On their latest project “The Family,” BROCKHAMPTON find themselves reflecting on love, loss, and new beginnings, all themes which greatly reflect the group’s future. As in 2021, BROCKHAMPTON announced the group would be breaking up. “The Family” is Brockhampton’s penultimate album, and was released

BROCKHAMPTON opens the album with the track “Take It Back”, an energetic walk down memory lane. Through an incredibly well selected gospel sample, minimalist production, and a powerful lyrical performance, BROCKHAMPTON reflect on their rise to fame, while grappling with the end of the group.

“RZA” finds BROCKHAMPTON’s leader, Kevin Abstract, alone rapping about a conversation with his mom about keeping the band together. Kevin views the end of the band from a positive perspective, while simultaneously clinging onto hope he could keep the group together.

On “Gold Teeth” Brockhampton abandons the positive nostalgic tone of the first two songs for a much darker introspective track. Delving into how the pressures presented by their past commercial success, and fame affected the group’s relationship. This track’s bare bones production and powerful bassline provide the perfect backdrop for Brockhampton to explore the dark side of success.

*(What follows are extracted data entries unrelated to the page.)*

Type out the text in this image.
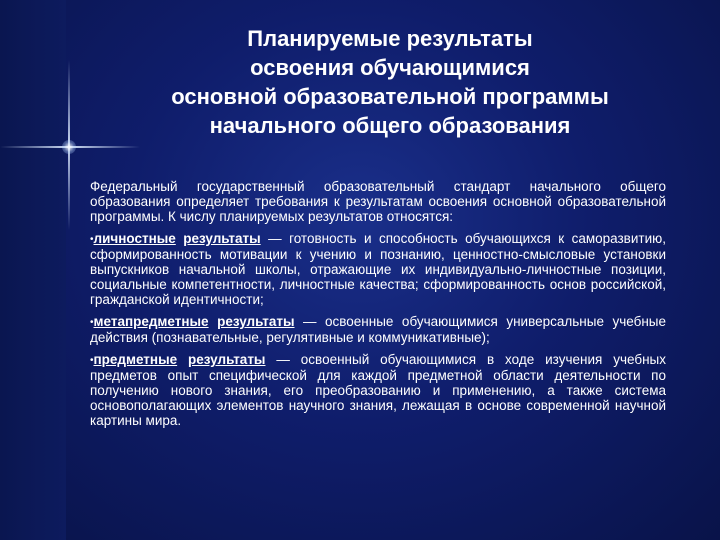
Планируемые результаты
освоения обучающимися
основной образовательной программы
начального общего образования

Федеральный государственный образовательный стандарт начального общего образования определяет требования к результатам освоения основной образовательной программы. К числу планируемых результатов относятся:

•личностные результаты — готовность и способность обучающихся к саморазвитию, сформированность мотивации к учению и познанию, ценностно-смысловые установки выпускников начальной школы, отражающие их индивидуально-личностные позиции, социальные компетентности, личностные качества; сформированность основ российской, гражданской идентичности;

•метапредметные результаты — освоенные обучающимися универсальные учебные действия (познавательные, регулятивные и коммуникативные);

•предметные результаты — освоенный обучающимися в ходе изучения учебных предметов опыт специфической для каждой предметной области деятельности по получению нового знания, его преобразованию и применению, а также система основополагающих элементов научного знания, лежащая в основе современной научной картины мира.
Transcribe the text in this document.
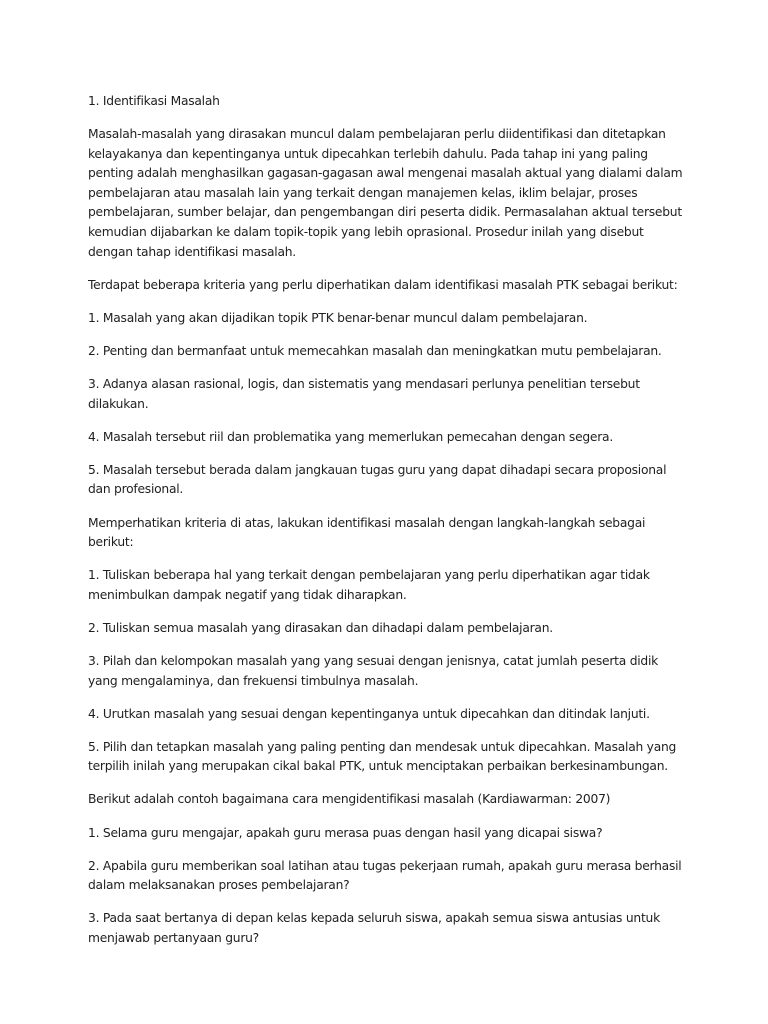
1. Identifikasi Masalah

Masalah-masalah yang dirasakan muncul dalam pembelajaran perlu diidentifikasi dan ditetapkan kelayakanya dan kepentinganya untuk dipecahkan terlebih dahulu. Pada tahap ini yang paling penting adalah menghasilkan gagasan-gagasan awal mengenai masalah aktual yang dialami dalam pembelajaran atau masalah lain yang terkait dengan manajemen kelas, iklim belajar, proses pembelajaran, sumber belajar, dan pengembangan diri peserta didik. Permasalahan aktual tersebut kemudian dijabarkan ke dalam topik-topik yang lebih oprasional. Prosedur inilah yang disebut dengan tahap identifikasi masalah.

Terdapat beberapa kriteria yang perlu diperhatikan dalam identifikasi masalah PTK sebagai berikut:

1. Masalah yang akan dijadikan topik PTK benar-benar muncul dalam pembelajaran.

2. Penting dan bermanfaat untuk memecahkan masalah dan meningkatkan mutu pembelajaran.

3. Adanya alasan rasional, logis, dan sistematis yang mendasari perlunya penelitian tersebut dilakukan.

4. Masalah tersebut riil dan problematika yang memerlukan pemecahan dengan segera.

5. Masalah tersebut berada dalam jangkauan tugas guru yang dapat dihadapi secara proposional dan profesional.

Memperhatikan kriteria di atas, lakukan identifikasi masalah dengan langkah-langkah sebagai berikut:

1. Tuliskan beberapa hal yang terkait dengan pembelajaran yang perlu diperhatikan agar tidak menimbulkan dampak negatif yang tidak diharapkan.

2. Tuliskan semua masalah yang dirasakan dan dihadapi dalam pembelajaran.

3. Pilah dan kelompokan masalah yang yang sesuai dengan jenisnya, catat jumlah peserta didik yang mengalaminya, dan frekuensi timbulnya masalah.

4. Urutkan masalah yang sesuai dengan kepentinganya untuk dipecahkan dan ditindak lanjuti.

5. Pilih dan tetapkan masalah yang paling penting dan mendesak untuk dipecahkan. Masalah yang terpilih inilah yang merupakan cikal bakal PTK, untuk menciptakan perbaikan berkesinambungan.

Berikut adalah contoh bagaimana cara mengidentifikasi masalah (Kardiawarman: 2007)

1. Selama guru mengajar, apakah guru merasa puas dengan hasil yang dicapai siswa?

2. Apabila guru memberikan soal latihan atau tugas pekerjaan rumah, apakah guru merasa berhasil dalam melaksanakan proses pembelajaran?

3. Pada saat bertanya di depan kelas kepada seluruh siswa, apakah semua siswa antusias untuk menjawab pertanyaan guru?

“All That” serves as BROCKHAMPTON’s ode to the R&B of the early nineties which has served as a source of inspiration throughout the group’s career. However, the glossy overproduction of the track coupled with the excessively nostalgic lyrics add little to overall narrative found elsewhere on the album.

“(Back From The) Road” finds the group grappling with mixed emotions about life on the road, in a punchy short track which is ultimately overshadowed by the rest of the project.

One of the most unique songs on the album “Southside” is a classic Saturation era BROCKHAMPTON track with powerful bass lines, esoteric production, and phenomenal lyricism. This song stands out as one of the group’s most innovative tracks to date, and is one of the best on this project.

37th: Kevin Abstract gets emotionally vulnerable, yearning for a return to the early days of BROCKHAMPTON where friendship was more important than the art. He laments the past few years of the group, where he feels the purity was corrupted through record contracts, merch deals, and touring. While expressing gratitude for privilege and wealth has afforded him.

The next three songs fall completely short adding nothing to the project, and serving mainly as filler.

On the albums closer aptly titled “BROCKHAMPTON” the group reminisces, and reflects on the growth they have experienced during their almost decade long run.

Overall this project has phenomenal production, songwriting, and is definitely a standout release in 2022. In BROCKHAMPTON’s discography this album is a strong contender for top five albums released by the group over the past ten years. I would personally give this album a 7.6/10, mainly due to the incredibly strong first three quarters of the album.